Darbe heveslerini tatmin etmek için ısmarlama ajanlarına ‘’Ordu göreve’’ diye slogan attırmadılar mı? ‘’Genç subaylar rahatsız’’ diye manşet attırmadılar mı? ‘’Gerekirse silah kullanırız’’ diye yazdırmadılar mı? O halde Masonik teşkilâtlarla ve Masonlarla iltisaklı olduğu tespit edilen ordu mensuplarının silahlı kuvvetlerimizle ilişkileri derhal kesilmeli diye düşünüyorum…(14 Ekim 1935 te Mustafa Kemal bunların melânetlerini gördü ve kendisi de Mason olan içişleri bakanı Şükrü Kaya’ya verdiği bir emirle tüm Mason localarını kapattırdı ve Mason Maşrik-ı azamlarını ‘’defolun Yahudi uşakları’’ diyerek huzurundan kovdu) Çünkü bu teşkilatın kökü dışarıda ve melânetleri ortada.
Emperyalistler şimdi aynı oyunu yeniden sahnelemek için Türk siyasetini yönlendirme uğraşındalar. Terör örgütünün siyasi uzantısı konumundaki Partileri destekliyor ve besliyorlar. Çünkü Parti görünümlü bu çeteler, İttihat ve terakki çeteleri gibi kullanışa müsaitler.
Bunların iktidar olma ve hizmet etme diye bir dertleri de yok. Sadece Vatanı, milleti ve devleti için çalışan Tayyip Erdoğan ve dolayısıyla Ak Parti gitsin bunlar her şeye razı. Çünkü biliyorlar ki; Tayyip Erdoğan ve Ak Parti iktidarda kaldığı süre zarfında Türkiye’nin şahlanışını durduramayacaklar ve emperyalistlerin hiçbir emeli ve rüyası gerçekleşemeyecek. O halde Ak Partiden ve Tayyip Beyden az da olsa birkaç puan tırtıklayabilirlerse emellerine belki ulaşabileceklerinin ve Türkiye’nin şahlanışını durdurabileceklerinin hesabını yapıyorlar.
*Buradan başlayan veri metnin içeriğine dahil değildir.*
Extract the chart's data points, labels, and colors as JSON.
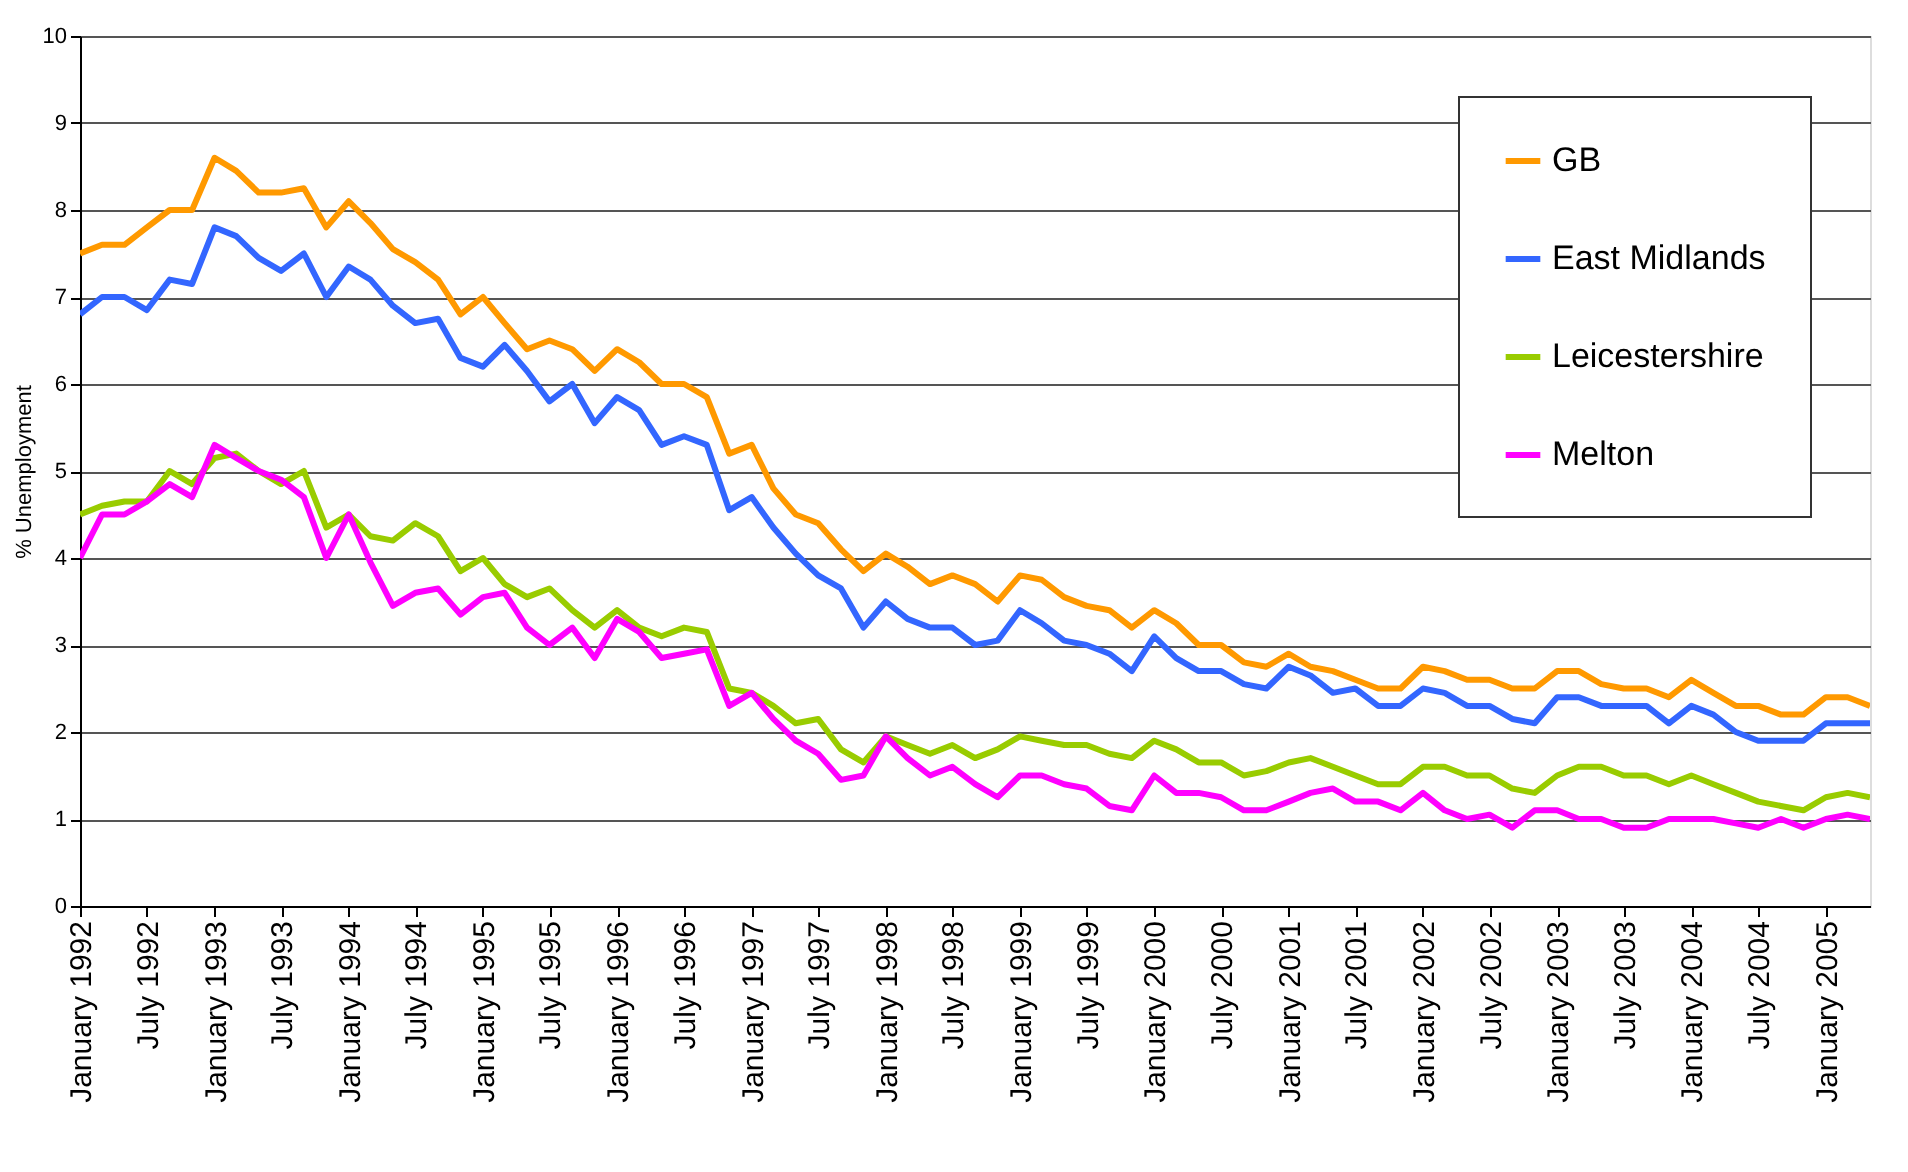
{
  "chart_data": {
    "type": "line",
    "ylabel": "% Unemployment",
    "x": [
      "1992-01",
      "1992-03",
      "1992-05",
      "1992-07",
      "1992-09",
      "1992-11",
      "1993-01",
      "1993-03",
      "1993-05",
      "1993-07",
      "1993-09",
      "1993-11",
      "1994-01",
      "1994-03",
      "1994-05",
      "1994-07",
      "1994-09",
      "1994-11",
      "1995-01",
      "1995-03",
      "1995-05",
      "1995-07",
      "1995-09",
      "1995-11",
      "1996-01",
      "1996-03",
      "1996-05",
      "1996-07",
      "1996-09",
      "1996-11",
      "1997-01",
      "1997-03",
      "1997-05",
      "1997-07",
      "1997-09",
      "1997-11",
      "1998-01",
      "1998-03",
      "1998-05",
      "1998-07",
      "1998-09",
      "1998-11",
      "1999-01",
      "1999-03",
      "1999-05",
      "1999-07",
      "1999-09",
      "1999-11",
      "2000-01",
      "2000-03",
      "2000-05",
      "2000-07",
      "2000-09",
      "2000-11",
      "2001-01",
      "2001-03",
      "2001-05",
      "2001-07",
      "2001-09",
      "2001-11",
      "2002-01",
      "2002-03",
      "2002-05",
      "2002-07",
      "2002-09",
      "2002-11",
      "2003-01",
      "2003-03",
      "2003-05",
      "2003-07",
      "2003-09",
      "2003-11",
      "2004-01",
      "2004-03",
      "2004-05",
      "2004-07",
      "2004-09",
      "2004-11",
      "2005-01",
      "2005-03",
      "2005-05"
    ],
    "series": [
      {
        "name": "GB",
        "color": "#ff9900",
        "values": [
          7.5,
          7.6,
          7.6,
          7.8,
          8.0,
          8.0,
          8.6,
          8.45,
          8.2,
          8.2,
          8.25,
          7.8,
          8.1,
          7.85,
          7.55,
          7.4,
          7.2,
          6.8,
          7.0,
          6.7,
          6.4,
          6.5,
          6.4,
          6.15,
          6.4,
          6.25,
          6.0,
          6.0,
          5.85,
          5.2,
          5.3,
          4.8,
          4.5,
          4.4,
          4.1,
          3.85,
          4.05,
          3.9,
          3.7,
          3.8,
          3.7,
          3.5,
          3.8,
          3.75,
          3.55,
          3.45,
          3.4,
          3.2,
          3.4,
          3.25,
          3.0,
          3.0,
          2.8,
          2.75,
          2.9,
          2.75,
          2.7,
          2.6,
          2.5,
          2.5,
          2.75,
          2.7,
          2.6,
          2.6,
          2.5,
          2.5,
          2.7,
          2.7,
          2.55,
          2.5,
          2.5,
          2.4,
          2.6,
          2.45,
          2.3,
          2.3,
          2.2,
          2.2,
          2.4,
          2.4,
          2.3
        ]
      },
      {
        "name": "East Midlands",
        "color": "#3366ff",
        "values": [
          6.8,
          7.0,
          7.0,
          6.85,
          7.2,
          7.15,
          7.8,
          7.7,
          7.45,
          7.3,
          7.5,
          7.0,
          7.35,
          7.2,
          6.9,
          6.7,
          6.75,
          6.3,
          6.2,
          6.45,
          6.15,
          5.8,
          6.0,
          5.55,
          5.85,
          5.7,
          5.3,
          5.4,
          5.3,
          4.55,
          4.7,
          4.35,
          4.05,
          3.8,
          3.65,
          3.2,
          3.5,
          3.3,
          3.2,
          3.2,
          3.0,
          3.05,
          3.4,
          3.25,
          3.05,
          3.0,
          2.9,
          2.7,
          3.1,
          2.85,
          2.7,
          2.7,
          2.55,
          2.5,
          2.75,
          2.65,
          2.45,
          2.5,
          2.3,
          2.3,
          2.5,
          2.45,
          2.3,
          2.3,
          2.15,
          2.1,
          2.4,
          2.4,
          2.3,
          2.3,
          2.3,
          2.1,
          2.3,
          2.2,
          2.0,
          1.9,
          1.9,
          1.9,
          2.1,
          2.1,
          2.1
        ]
      },
      {
        "name": "Leicestershire",
        "color": "#99cc00",
        "values": [
          4.5,
          4.6,
          4.65,
          4.65,
          5.0,
          4.85,
          5.15,
          5.2,
          5.0,
          4.85,
          5.0,
          4.35,
          4.5,
          4.25,
          4.2,
          4.4,
          4.25,
          3.85,
          4.0,
          3.7,
          3.55,
          3.65,
          3.4,
          3.2,
          3.4,
          3.2,
          3.1,
          3.2,
          3.15,
          2.5,
          2.45,
          2.3,
          2.1,
          2.15,
          1.8,
          1.65,
          1.95,
          1.85,
          1.75,
          1.85,
          1.7,
          1.8,
          1.95,
          1.9,
          1.85,
          1.85,
          1.75,
          1.7,
          1.9,
          1.8,
          1.65,
          1.65,
          1.5,
          1.55,
          1.65,
          1.7,
          1.6,
          1.5,
          1.4,
          1.4,
          1.6,
          1.6,
          1.5,
          1.5,
          1.35,
          1.3,
          1.5,
          1.6,
          1.6,
          1.5,
          1.5,
          1.4,
          1.5,
          1.4,
          1.3,
          1.2,
          1.15,
          1.1,
          1.25,
          1.3,
          1.25
        ]
      },
      {
        "name": "Melton",
        "color": "#ff00ff",
        "values": [
          4.0,
          4.5,
          4.5,
          4.65,
          4.85,
          4.7,
          5.3,
          5.15,
          5.0,
          4.9,
          4.7,
          4.0,
          4.5,
          3.95,
          3.45,
          3.6,
          3.65,
          3.35,
          3.55,
          3.6,
          3.2,
          3.0,
          3.2,
          2.85,
          3.3,
          3.15,
          2.85,
          2.9,
          2.95,
          2.3,
          2.45,
          2.15,
          1.9,
          1.75,
          1.45,
          1.5,
          1.95,
          1.7,
          1.5,
          1.6,
          1.4,
          1.25,
          1.5,
          1.5,
          1.4,
          1.35,
          1.15,
          1.1,
          1.5,
          1.3,
          1.3,
          1.25,
          1.1,
          1.1,
          1.2,
          1.3,
          1.35,
          1.2,
          1.2,
          1.1,
          1.3,
          1.1,
          1.0,
          1.05,
          0.9,
          1.1,
          1.1,
          1.0,
          1.0,
          0.9,
          0.9,
          1.0,
          1.0,
          1.0,
          0.95,
          0.9,
          1.0,
          0.9,
          1.0,
          1.05,
          1.0
        ]
      }
    ],
    "xlim": [
      "1992-01",
      "2005-05"
    ],
    "xticks": [
      {
        "value": "1992-01",
        "label": "January 1992"
      },
      {
        "value": "1992-07",
        "label": "July 1992"
      },
      {
        "value": "1993-01",
        "label": "January 1993"
      },
      {
        "value": "1993-07",
        "label": "July 1993"
      },
      {
        "value": "1994-01",
        "label": "January 1994"
      },
      {
        "value": "1994-07",
        "label": "July 1994"
      },
      {
        "value": "1995-01",
        "label": "January 1995"
      },
      {
        "value": "1995-07",
        "label": "July 1995"
      },
      {
        "value": "1996-01",
        "label": "January 1996"
      },
      {
        "value": "1996-07",
        "label": "July 1996"
      },
      {
        "value": "1997-01",
        "label": "January 1997"
      },
      {
        "value": "1997-07",
        "label": "July 1997"
      },
      {
        "value": "1998-01",
        "label": "January 1998"
      },
      {
        "value": "1998-07",
        "label": "July 1998"
      },
      {
        "value": "1999-01",
        "label": "January 1999"
      },
      {
        "value": "1999-07",
        "label": "July 1999"
      },
      {
        "value": "2000-01",
        "label": "January 2000"
      },
      {
        "value": "2000-07",
        "label": "July 2000"
      },
      {
        "value": "2001-01",
        "label": "January 2001"
      },
      {
        "value": "2001-07",
        "label": "July 2001"
      },
      {
        "value": "2002-01",
        "label": "January 2002"
      },
      {
        "value": "2002-07",
        "label": "July 2002"
      },
      {
        "value": "2003-01",
        "label": "January 2003"
      },
      {
        "value": "2003-07",
        "label": "July 2003"
      },
      {
        "value": "2004-01",
        "label": "January 2004"
      },
      {
        "value": "2004-07",
        "label": "July 2004"
      },
      {
        "value": "2005-01",
        "label": "January 2005"
      }
    ],
    "ylim": [
      0,
      10
    ],
    "yticks": [
      0,
      1,
      2,
      3,
      4,
      5,
      6,
      7,
      8,
      9,
      10
    ],
    "grid": "y",
    "legend": "top right",
    "marker": "none",
    "line_style": "solid"
  }
}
Hani derler ya; Aç tavuk rüyasında kendini darı ambarında görürmüş.!
Osmanlının yıkılışında şer odaklarıyla beraber omuz omuza çalışan münevverlerin son pişmanlıkları fayda etmedi, Devlet elden gitti. Tayyip Erdoğan ve Ak Parti düşmanlarına cesaret veren particikler, kimlere destek olduklarını ve ne yaptıklarını tekrar gözden geçirirlerse inanıyorum ki, tarihi bir yanlıştan dönmüş olacaklardır. Çünkü şuursuzca yapacakları hatanın bedelini yedi cetleri ödeyemeyecektir.